Thursday, October 1, 2015

Using a scripting language for a large project with third party components?

I had been programming in Python and C/C++,C# for more than 5 years and one question that I always ask to myself before is, when is the right time to use a dynamically typed language such as Python and a strongly typed language as C/C++,C#?

Recently, I had been assigned as lead a team for a big project. I chose C# as the language. And after the development was finished, we produced many lines of codes and lots of source files (150+ .cs files) with some third party libraries. These are the things that I learned from that experience:
1.The compiler check provides great help in big projects with lots of source file and with many developers.
2. It is much better to see the error on compile time rather than on run time.
3. We are refactoring aggressively. The compiler helped us a lot to see if we broke something.
4. The compiler check also protects our unit tests (sometimes the developer forgets to update the unit test after refactoring)
5. There was one time that the third party library manufacturer issued an update, and they changed the enum structure. Luckily, the compiler catched that one!

In case if I chose Python on that project, I may have been scratching my head everytime there are run-time errors which could have been easily catched by the compiler and I may need to double or triple my effort to have a very strong unit test suite to compensate for the lack of compile-time check.

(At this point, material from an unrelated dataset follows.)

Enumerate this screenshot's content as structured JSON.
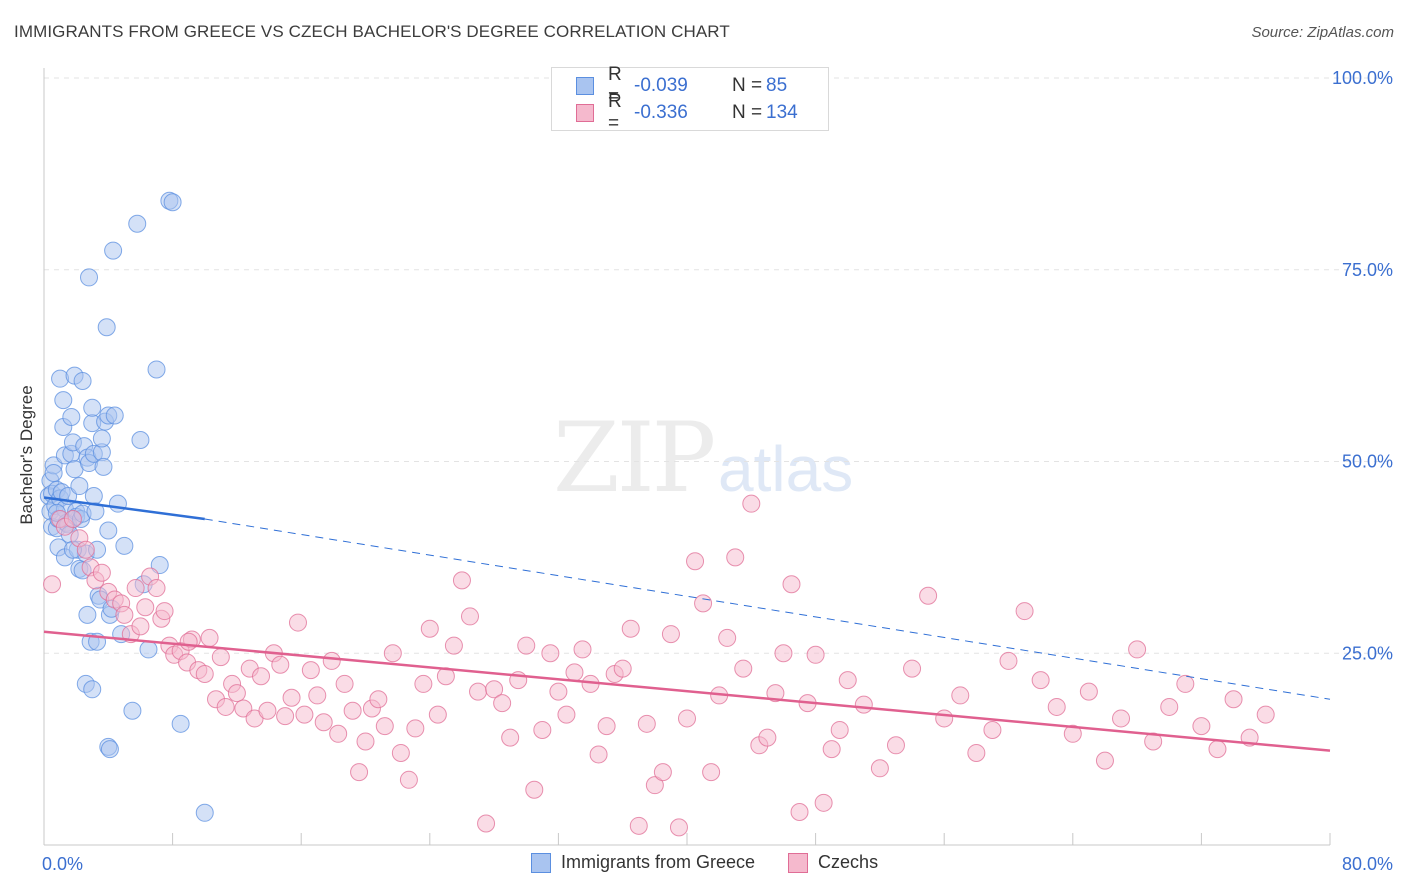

Am I saying that I will not use Python anymore? No, I will never stop using python and I still love python. I am using python for numpy/scipy prototyping, build script, raspberry pi experimentation ,testing and some projects that don't require lots of classes and logics. Although I will always consider first the potential size of the project before using a dynamically typed language as I believe that compile time check is an integral part of the development process to maintain or boost the quality.